What the demise of the CIA’s anti-Assad program means
By David Ignatius
By David Ignatius
What did the CIA’s covert assistance program for Syrian rebels accomplish? Bizarrely, the biggest consequence may be that it helped trigger the Russian military intervention in 2015 that rescued President Bashar al-Assad — achieving the opposite of what the program intended.
Syria adds another chapter to the star-crossed history of CIA paramilitary action. These efforts begin with the worthy objective of giving presidents policy options short of all-out war. But they often end with an untidy mess, in which rebels feel they have been “seduced and abandoned” by the promise of U.S. support that disappears when the political winds change.
One Syrian opposition leader highlighted for me the danger for his rebel comrades now: “The groups that decided to work with the U.S. already have a target on their back from the extremists, but now will not be able to defend themselves.”
The demise of the Syria program was disclosed by The Post this week, but it’s been unraveling since President Trump took office. Trump wanted to work more closely with Russia to stabilize Syria, and a program that targeted Russia’s allies didn’t fit. The White House’s own Syria policy remains a hodgepodge of half-baked assumptions and conflicting goals, but that’s a subject for another day.

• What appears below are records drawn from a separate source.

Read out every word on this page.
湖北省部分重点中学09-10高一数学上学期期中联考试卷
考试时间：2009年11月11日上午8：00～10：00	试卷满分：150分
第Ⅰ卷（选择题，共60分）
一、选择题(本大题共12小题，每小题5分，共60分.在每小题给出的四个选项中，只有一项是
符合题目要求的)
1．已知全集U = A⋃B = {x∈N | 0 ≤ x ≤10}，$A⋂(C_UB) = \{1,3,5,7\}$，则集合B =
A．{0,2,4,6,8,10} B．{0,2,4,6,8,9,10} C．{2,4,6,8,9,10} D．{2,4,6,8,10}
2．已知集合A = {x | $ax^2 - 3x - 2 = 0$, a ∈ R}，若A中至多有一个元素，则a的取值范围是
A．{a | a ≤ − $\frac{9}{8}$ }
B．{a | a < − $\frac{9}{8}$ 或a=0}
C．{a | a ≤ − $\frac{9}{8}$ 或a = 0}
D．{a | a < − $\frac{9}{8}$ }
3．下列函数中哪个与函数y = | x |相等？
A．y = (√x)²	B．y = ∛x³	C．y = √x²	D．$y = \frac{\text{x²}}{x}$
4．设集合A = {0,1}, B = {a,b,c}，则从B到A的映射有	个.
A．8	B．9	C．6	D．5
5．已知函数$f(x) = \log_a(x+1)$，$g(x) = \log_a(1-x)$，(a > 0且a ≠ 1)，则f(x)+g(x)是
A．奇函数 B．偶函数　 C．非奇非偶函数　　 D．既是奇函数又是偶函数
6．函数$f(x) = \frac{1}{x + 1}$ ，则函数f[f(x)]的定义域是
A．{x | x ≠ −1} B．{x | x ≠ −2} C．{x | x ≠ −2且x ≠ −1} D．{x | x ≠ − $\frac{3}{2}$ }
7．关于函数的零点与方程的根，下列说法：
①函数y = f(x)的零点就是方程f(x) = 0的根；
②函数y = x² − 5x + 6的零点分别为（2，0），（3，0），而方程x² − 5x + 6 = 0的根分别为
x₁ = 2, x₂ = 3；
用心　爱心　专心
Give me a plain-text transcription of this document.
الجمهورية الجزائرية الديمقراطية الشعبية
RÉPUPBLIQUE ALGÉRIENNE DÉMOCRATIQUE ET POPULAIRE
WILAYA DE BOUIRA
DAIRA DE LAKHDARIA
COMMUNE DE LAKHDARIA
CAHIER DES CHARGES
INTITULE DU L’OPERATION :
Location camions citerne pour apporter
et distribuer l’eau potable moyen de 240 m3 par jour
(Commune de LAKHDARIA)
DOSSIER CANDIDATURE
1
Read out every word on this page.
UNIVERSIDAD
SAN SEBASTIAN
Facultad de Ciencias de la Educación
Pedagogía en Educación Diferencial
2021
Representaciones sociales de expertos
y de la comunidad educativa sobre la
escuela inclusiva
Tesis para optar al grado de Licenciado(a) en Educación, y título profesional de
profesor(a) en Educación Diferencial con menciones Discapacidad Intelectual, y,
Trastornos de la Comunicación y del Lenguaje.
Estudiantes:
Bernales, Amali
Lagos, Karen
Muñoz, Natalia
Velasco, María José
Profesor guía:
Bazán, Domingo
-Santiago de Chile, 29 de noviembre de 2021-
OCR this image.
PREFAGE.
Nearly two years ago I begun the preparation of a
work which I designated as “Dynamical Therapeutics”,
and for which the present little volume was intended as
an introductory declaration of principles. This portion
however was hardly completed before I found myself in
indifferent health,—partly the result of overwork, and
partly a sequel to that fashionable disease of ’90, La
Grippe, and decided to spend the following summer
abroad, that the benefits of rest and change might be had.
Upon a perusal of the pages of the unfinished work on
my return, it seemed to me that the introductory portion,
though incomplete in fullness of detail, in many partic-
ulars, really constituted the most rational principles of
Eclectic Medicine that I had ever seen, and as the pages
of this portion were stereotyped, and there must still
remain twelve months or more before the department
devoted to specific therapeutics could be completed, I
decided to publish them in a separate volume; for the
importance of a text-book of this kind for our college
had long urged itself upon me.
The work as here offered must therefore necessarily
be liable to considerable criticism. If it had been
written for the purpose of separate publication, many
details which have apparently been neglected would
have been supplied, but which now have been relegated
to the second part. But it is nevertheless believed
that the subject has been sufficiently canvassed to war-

That’s not to say that the CIA effort was bootless. Run from secret operations centers in Turkey and Jordan, the program pumped many hundreds of millions of dollars to many dozens of militia groups. One knowledgeable official estimates that the CIA-backed fighters may have killed or wounded 100,000 Syrian soldiers and their allies over the past four years. By the summer of 2015, the rebels were at the gates of Latakia on the northern coast, threatening Assad’s ancestral homeland and Russian bases there. Rebel fighters were also pushing toward Damascus.The rise and fall of the Syria covert action program conveys some useful lessons about this most delicate weapon in the United States’ arsenal. To summarize, the program was too late, too limited and too dependent on dubious partners, such as Turkey and Saudi Arabia. It was potent enough to threaten Assad and draw Russian intervention, but not strong enough to prevail. Perhaps worst, the CIA-backed fighters were so divided politically, and so interwoven with extremist opposition groups, that the rebels could never offer a viable political future.
CIA analysts began to speak that summer about a “catastrophic success” — in which the rebels would topple Assad without creating a strong, moderate government. In a June 2015 column, I quoted a U.S. intelligence official saying, “Based on current trend lines, it is time to start thinking about a post-Assad Syria.” Russian President Vladimir Putin was warily observing the same trend, especially after an urgent visit to Moscow in July that year by Maj. Gen. Qasem Soleimani, commander of Iran’s Quds Force and Assad’s regional patron.
Putin got the message: He intervened militarily in September 2015, decisively changing the balance of the Syrian war. What Trump did in ending the CIA program was arguably just recognizing that ground truth.